June 22, 2023 The Center Square
T.A. DeFeo reports that Georgia has a 3.2% unemployment rate and roughly 5.1 million people in its workforce, but Peach State companies struggle to recruit employees. And, a looming recession may only temporarily ease hiring troubles, testimony at the first meeting of the Senate Study Committee on Expanding Georgia’s Workforce revealed.
June 22, 2023 Rome News-Tribune
John Druckenmuller reports that even as Rome recorded a record 44,600 jobs in May, the unemployment rate also ticked up two-tenths to 3.5% compared to 3% a year ago. There were 1,573 people listed as unemployed in Rome last month, up from April and from May 2022.
June 22, 2023 GlobalAtlanta.com
Trevor Williams reports that Georgia will host 50 emerging African leaders this summer on a U.S. State Department program designed to help already-influential young people in business and civil society further strengthen their capabilities.
June 22, 2023 Marietta Daily Journal
Hunter Riggall reports that the Marietta City Council has awarded local arts, culture, and tourism organizations grants totaling $1.1 million. Council members voted to approve the tourism grants, which the city doles out annually.

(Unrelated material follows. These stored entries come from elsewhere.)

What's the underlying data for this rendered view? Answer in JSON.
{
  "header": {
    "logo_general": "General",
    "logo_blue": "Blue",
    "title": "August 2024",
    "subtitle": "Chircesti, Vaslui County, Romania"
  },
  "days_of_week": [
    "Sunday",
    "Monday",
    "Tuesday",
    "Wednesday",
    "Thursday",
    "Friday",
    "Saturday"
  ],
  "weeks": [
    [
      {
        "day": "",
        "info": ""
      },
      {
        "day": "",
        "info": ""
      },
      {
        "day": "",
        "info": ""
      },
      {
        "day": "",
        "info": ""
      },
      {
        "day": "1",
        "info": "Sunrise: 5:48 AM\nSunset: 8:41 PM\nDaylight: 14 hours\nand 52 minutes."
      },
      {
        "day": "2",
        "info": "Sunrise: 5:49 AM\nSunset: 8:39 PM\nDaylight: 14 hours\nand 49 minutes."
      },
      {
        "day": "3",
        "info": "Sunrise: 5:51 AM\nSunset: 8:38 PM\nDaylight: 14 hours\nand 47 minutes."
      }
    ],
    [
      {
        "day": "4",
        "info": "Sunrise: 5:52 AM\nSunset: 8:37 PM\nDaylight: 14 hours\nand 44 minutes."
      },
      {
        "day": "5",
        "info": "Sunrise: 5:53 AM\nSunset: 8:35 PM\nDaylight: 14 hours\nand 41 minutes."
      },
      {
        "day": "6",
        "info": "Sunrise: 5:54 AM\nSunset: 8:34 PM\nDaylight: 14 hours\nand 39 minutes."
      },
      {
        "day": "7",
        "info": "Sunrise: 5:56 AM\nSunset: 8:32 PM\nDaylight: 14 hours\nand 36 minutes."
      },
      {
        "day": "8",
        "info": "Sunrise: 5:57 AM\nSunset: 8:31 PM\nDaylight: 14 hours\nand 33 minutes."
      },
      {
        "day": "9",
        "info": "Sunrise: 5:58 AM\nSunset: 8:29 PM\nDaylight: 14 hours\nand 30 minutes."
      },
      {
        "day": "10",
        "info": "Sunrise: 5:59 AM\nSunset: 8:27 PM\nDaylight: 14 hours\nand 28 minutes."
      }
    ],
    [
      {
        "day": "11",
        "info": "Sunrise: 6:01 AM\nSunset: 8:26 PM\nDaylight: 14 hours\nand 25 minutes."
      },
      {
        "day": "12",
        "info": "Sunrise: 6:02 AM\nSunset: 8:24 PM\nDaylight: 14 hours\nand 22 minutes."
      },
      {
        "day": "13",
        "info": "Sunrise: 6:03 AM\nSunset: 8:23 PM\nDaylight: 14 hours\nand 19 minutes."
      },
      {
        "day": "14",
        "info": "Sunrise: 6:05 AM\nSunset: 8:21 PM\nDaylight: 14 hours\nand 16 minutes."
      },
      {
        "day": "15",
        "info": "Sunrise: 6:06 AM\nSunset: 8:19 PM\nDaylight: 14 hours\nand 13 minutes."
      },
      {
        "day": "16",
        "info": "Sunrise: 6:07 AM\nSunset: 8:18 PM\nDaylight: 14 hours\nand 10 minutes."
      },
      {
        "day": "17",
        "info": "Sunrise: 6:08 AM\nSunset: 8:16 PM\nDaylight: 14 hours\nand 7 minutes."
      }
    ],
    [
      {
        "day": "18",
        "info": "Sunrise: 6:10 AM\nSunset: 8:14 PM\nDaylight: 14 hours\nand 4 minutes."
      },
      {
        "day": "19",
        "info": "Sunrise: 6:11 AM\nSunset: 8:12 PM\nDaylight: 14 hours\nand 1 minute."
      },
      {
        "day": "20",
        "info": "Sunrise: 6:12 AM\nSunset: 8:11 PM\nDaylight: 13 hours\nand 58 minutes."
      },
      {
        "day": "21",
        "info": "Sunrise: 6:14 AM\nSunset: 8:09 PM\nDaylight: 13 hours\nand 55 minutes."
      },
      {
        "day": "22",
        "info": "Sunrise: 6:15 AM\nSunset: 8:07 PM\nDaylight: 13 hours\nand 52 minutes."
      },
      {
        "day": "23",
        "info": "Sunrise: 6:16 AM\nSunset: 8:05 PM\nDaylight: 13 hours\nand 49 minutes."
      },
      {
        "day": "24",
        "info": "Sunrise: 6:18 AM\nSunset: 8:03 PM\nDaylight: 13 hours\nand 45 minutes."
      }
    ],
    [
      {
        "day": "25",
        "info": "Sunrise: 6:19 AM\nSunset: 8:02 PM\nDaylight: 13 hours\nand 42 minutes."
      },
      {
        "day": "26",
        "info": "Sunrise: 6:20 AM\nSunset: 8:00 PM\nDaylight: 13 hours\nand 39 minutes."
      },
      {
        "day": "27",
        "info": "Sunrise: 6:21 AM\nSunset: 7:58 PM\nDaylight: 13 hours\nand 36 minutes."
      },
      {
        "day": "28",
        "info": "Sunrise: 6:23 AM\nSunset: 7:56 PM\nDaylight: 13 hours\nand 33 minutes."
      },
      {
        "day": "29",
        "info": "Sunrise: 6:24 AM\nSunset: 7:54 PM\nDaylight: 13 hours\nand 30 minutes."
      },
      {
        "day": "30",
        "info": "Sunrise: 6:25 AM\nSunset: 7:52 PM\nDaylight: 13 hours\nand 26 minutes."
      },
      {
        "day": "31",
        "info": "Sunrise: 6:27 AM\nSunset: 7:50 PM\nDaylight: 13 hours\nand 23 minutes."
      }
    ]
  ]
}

June 22, 2023 The Brunswick News
Taylor Cooper reports that the Brunswick City Commission voted to spend over $1 million in total for security cameras, lighting and one-time payments to public safety personnel on Wednesday. The city had requested $1.5 million from the Governor’s Office of Planning and Budget, City Manager Regina McDuffie told The News on Monday, but the state awarded only $978,450 for security cameras and lighting at intersections and high-crime spots.
June 22, 2023 Milledgeville Union-Recorder
Staff reports that Milledgeville Mayor Mary Parham-Copelan has been appointed to the National League of Cities (NLC) 2023 REAL Council. The appointment was announced by NLC President Mayor Victoria Woodards of Tacoma, Washington.
June 22, 2023 Columbus Ledger-Enquirer
Kelby Hutchison reports that federal assistance for the March storms that caused a tornado that ravaged parts of Troup County, including West Point, has been denied by FEMA, according to a Troup County press release. The state of Georgia requested a major disaster declaration for the severe storms that produced a tornado, straight-line winds and flooding from March 25 to 27.
June 22, 2023 Atlanta Journal-Constitution
Tia Mitchell reports that Statuary Hall in the U.S. Capitol was Congressman John Lewis’ favorite place to roam because he enjoyed meeting tourists, sharing stories about the civil rights movement, and shaking hands with colleagues and the police officers who helped keep them safe. Some of those same colleagues gathered in the hall Wednesday afternoon to unveil a forever stamp that will carry Lewis’ likeness and help celebrate his life and legacy nearly three years after his death.